Dare to be different and serve your guests a slice of creamy, nutty quiche
Serves 6
Preparation time 55 minutes
Cooking time 25 minutes
Ingredients
- 250g shortcrust pastry
- 5 spring onions, trimmed and sliced
- 15g butter
- 150g Roquefort
- 3 large eggs, beaten
- 200g tub Asda crème fraîche
- 3tbsp lemon juice
- 3tbsp Asda walnut oil
- 0.5tsp Dijon mustard
- 1tsp clear honey
- 2 ripe pears, cored and diced
- 2 sticks celery, sliced
- 50g hazelnuts, toasted
Method
1 Preheat oven to 200C/Gas 6. Roll out the shortcrust pastry on a lightly floured surface to the thickness of a pound coin, and use to line a 20cm flan tin. Prick the base and lay a piece of foil on top, cover with baking beans or rice and bake for 10 minutes. Remove the beans and foil and continue baking for 3 minutes. Remove tin from oven and turn temperature down to 180C/Gas 4.

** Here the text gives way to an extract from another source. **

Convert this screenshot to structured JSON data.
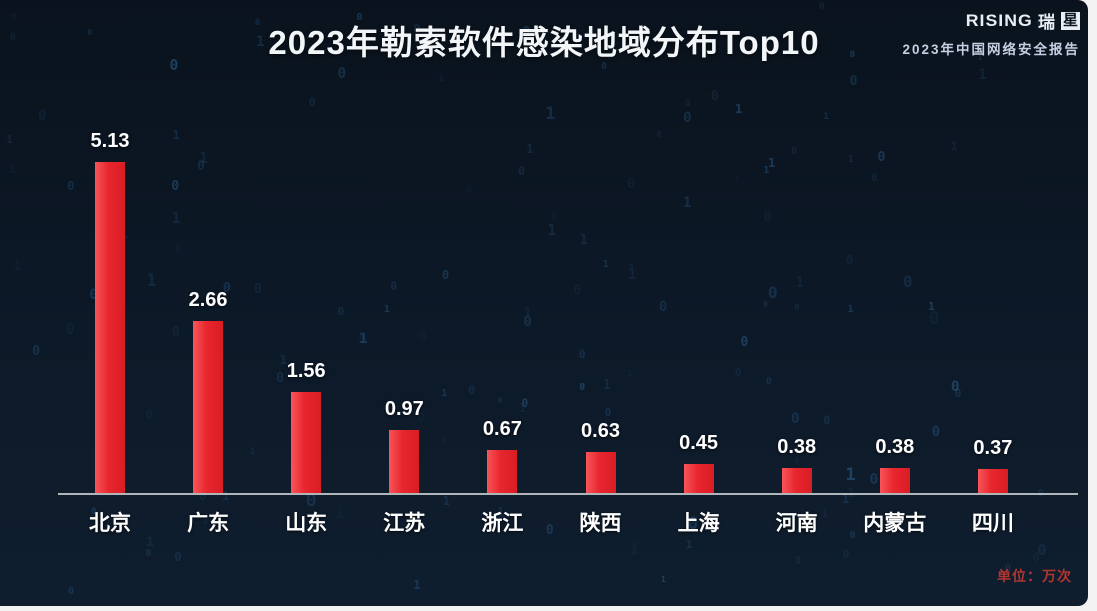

2 Meanwhile, cook the spring onions in the butter for about 3 minutes. Put the cheese in a bowl, mash with a fork, then add the eggs and the crème fraîche and beat until evenly mixed. Stir in the spring onions, then pour into the flan case and bake for 25 minutes, or until just set.
3 Whisk the lemon juice, oil, mustard and honey together and carefully mix in the pear, celery and nuts. Serve the relish with the quiche.